The climate change deniers will dispute the findings of this report – and hundreds of others – warning of the harmful effects of climate change. They say there is no need to worry.
But ignoring the overwhelming scientific consensus isn’t being brave or independent. It’s being foolhardy.
There is no harm in becoming more energy efficient, the most productive way to reduce greenhouse gases. There is no harm in encouraging clean alternatives to the use of petrochemicals to produce energy. There is no harm in focusing research and ingenuity on ways to clean up the environment.
And there could be enormous payoffs, such as better health worldwide, less impact on plants and animals, fewer extreme weather incidents.

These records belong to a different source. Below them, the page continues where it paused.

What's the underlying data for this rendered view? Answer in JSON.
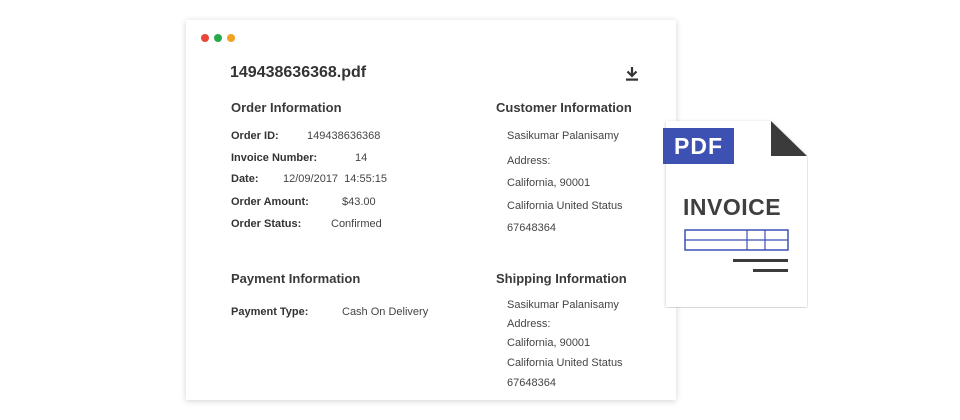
{
  "window": {
    "dot_colors": [
      "#e9453a",
      "#27a84a",
      "#f4a123"
    ],
    "file_name": "149438636368.pdf",
    "download_icon": "download-icon"
  },
  "order": {
    "heading": "Order Information",
    "fields": [
      {
        "label": "Order ID:",
        "value": "149438636368"
      },
      {
        "label": "Invoice Number:",
        "value": "14"
      },
      {
        "label": "Date:",
        "value": "12/09/2017  14:55:15"
      },
      {
        "label": "Order Amount:",
        "value": "$43.00"
      },
      {
        "label": "Order Status:",
        "value": "Confirmed"
      }
    ]
  },
  "customer": {
    "heading": "Customer Information",
    "lines": [
      "Sasikumar Palanisamy",
      "Address:",
      "California, 90001",
      "California United Status",
      "67648364"
    ]
  },
  "payment": {
    "heading": "Payment Information",
    "type_label": "Payment Type:",
    "type_value": "Cash On Delivery"
  },
  "shipping": {
    "heading": "Shipping Information",
    "lines": [
      "Sasikumar Palanisamy",
      "Address:",
      "California, 90001",
      "California United Status",
      "67648364"
    ]
  },
  "pdf_illustration": {
    "badge": "PDF",
    "title": "INVOICE",
    "badge_color": "#3d51b2",
    "table_color": "#3d51b2"
  }
}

The harm is likely to come in doing nothing. Climate change is likely to affect not only the welfare of plants and animals but also global security and strategic alignments.
The ill effects of climate change – such as long-term drought and water shortages – already have been shown to increase tensions in areas where unrest is rampant. The Middle East, especially Egypt and Syria, provides plentiful examples of that.
Climate change isn’t a partisan issue. Sensible Americans need to unite in support of the best judgment of the scientific community, face this issue head on and be good stewards of the planet.
And we need to get started well before 2047.